Elle avait des raisons d’être fâchée, ma mère. Après une fugue de huit mois je n’étais réapparu dans la maison familiale que parce que j’avais besoin d’une boîte aux lettres et d’une salle de bains. J’avais trié avec beaucoup de négligence le courrier accumulé.  Mais elle avait trop bon coeur pour bouder longtemps. Une demi-heure plus tard, pendant que j’achevais de me sécher les cheveux, elle m’apportait, recollée avec le vieil adhésif poisseux produit par l’usine Smeet frères à Sint-Pieters-Leeuw, la lettre qui m’annonçait que j’étais nommé à titre provisoire au ministère des Affaires sociales, avec le grade de sous-chef de bureau.

La « maison Belgique » s’ouvrait à moi par une porte dérobée. On appelait ainsi à l’époque (il me semble que le terme s’est perdu) les forteresses de l’État central: services du Premier ministre, Affaires Étrangères, Justice, Intérieur, Défense, Finances et Affaires sociales.

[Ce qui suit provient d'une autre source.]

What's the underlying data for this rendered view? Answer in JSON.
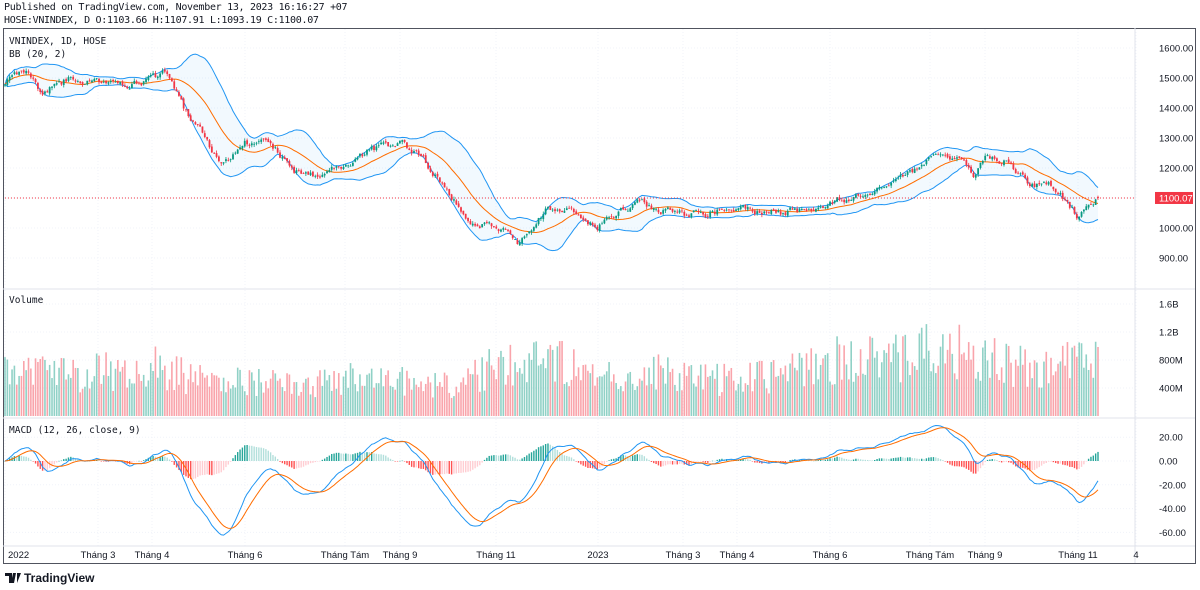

Ce dernier ministère faisait évidemment figure de parent pauvre, et on s’attendait à ce que ses compétences, tôt ou tard, soient communautarisées. En attendant, il continuait à jouer dans la cour des grands.

Ainsi, en ce début d’automne, mal protégé de l’incessante averse par un parapluie de rencontre dont la moitié des baleines étaient faussées, je gravissais les marches en béton gris qui mènent aux arcades du Temple.

Le directeur d’administration qui me reçut jeta sur les copies que je lui tendais un regard perplexe. Titulaire d’un diplôme dénué de toute utilité directe je n’avais pas l’ombre d’une compétence pratique sur le terrain des affaires sociales. La fonction publique, par manque de critère, traite tous les titres universitaires, qu’ils soient de lettres, de droit ou de sciences, sur le même pied. Après cela on vous parachute au gré des places vacantes. Avec parfois un certain bonheur. Un juriste aux armées, un théologien aux finances, pourquoi pas? Il n’empêche qu’à la façon dont mon interlocuteur répétait « archéologie… archéologie médiévale… » je voyais bien qu’il était désespéré.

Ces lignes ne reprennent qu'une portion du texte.